Dans un communiqué relayé par plusieurs médias, l’AFC/M23 a revendiqué l’opération, affirmant avoir ciblé un centre de commandement de drones des FARDC installé à l’aéroport de Bangoka. Le mouvement rebelle soutient vouloir empêcher l’utilisation de cette plateforme pour des frappes contre les zones sous son contrôle.
Les autorités congolaises, de leur côté, dénoncent une nouvelle escalade sécuritaire mettant en danger les populations civiles et les activités aériennes dans la région. Déjà au début du mois de février puis en mars 2026, plusieurs attaques similaires avaient été signalées contre le même aéroport, sans provoquer officiellement de dégâts majeurs ni de pertes humaines.
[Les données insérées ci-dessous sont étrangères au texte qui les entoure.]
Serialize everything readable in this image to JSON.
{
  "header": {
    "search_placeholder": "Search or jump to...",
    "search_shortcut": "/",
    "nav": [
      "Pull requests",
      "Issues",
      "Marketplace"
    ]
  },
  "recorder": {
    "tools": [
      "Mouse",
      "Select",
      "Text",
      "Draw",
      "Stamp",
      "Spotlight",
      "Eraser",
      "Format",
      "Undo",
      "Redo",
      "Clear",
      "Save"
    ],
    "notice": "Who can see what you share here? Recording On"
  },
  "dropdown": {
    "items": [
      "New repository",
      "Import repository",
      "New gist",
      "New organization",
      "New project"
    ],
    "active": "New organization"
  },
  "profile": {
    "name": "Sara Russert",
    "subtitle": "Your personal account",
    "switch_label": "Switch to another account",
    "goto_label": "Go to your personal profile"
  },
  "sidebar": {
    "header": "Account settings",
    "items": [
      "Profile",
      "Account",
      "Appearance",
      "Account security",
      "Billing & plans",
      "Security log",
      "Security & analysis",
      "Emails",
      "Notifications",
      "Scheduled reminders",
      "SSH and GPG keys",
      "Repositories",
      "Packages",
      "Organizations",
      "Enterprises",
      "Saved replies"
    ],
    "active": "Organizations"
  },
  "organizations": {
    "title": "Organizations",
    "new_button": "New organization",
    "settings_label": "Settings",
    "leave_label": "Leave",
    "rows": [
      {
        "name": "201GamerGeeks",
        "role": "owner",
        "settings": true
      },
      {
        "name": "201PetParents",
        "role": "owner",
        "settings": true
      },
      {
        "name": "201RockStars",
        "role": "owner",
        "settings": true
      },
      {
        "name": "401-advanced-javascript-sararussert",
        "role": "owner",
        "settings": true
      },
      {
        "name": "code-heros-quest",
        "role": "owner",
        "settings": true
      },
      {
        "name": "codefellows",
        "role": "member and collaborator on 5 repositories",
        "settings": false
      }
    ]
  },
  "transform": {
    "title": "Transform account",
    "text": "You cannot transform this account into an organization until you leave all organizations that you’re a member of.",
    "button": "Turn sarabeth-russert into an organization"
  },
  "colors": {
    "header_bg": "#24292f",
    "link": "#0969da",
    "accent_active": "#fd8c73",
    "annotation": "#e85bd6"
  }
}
Les FARDC avaient alors annoncé avoir intercepté plusieurs drones avant qu’ils n’atteignent leurs cibles.
Situé à une vingtaine de kilomètres du centre-ville de Kisangani, l’aéroport international de Bangoka constitue une infrastructure stratégique majeure de la RDC. Il sert aussi bien aux vols civils qu’aux opérations militaires et logistiques.
Cette attaque intervient dans un contexte régional particulièrement tendu, alors que les affrontements persistent dans l’Est de la RDC malgré plusieurs initiatives diplomatiques et des discussions de cessez-le-feu engagées sous médiation internationale.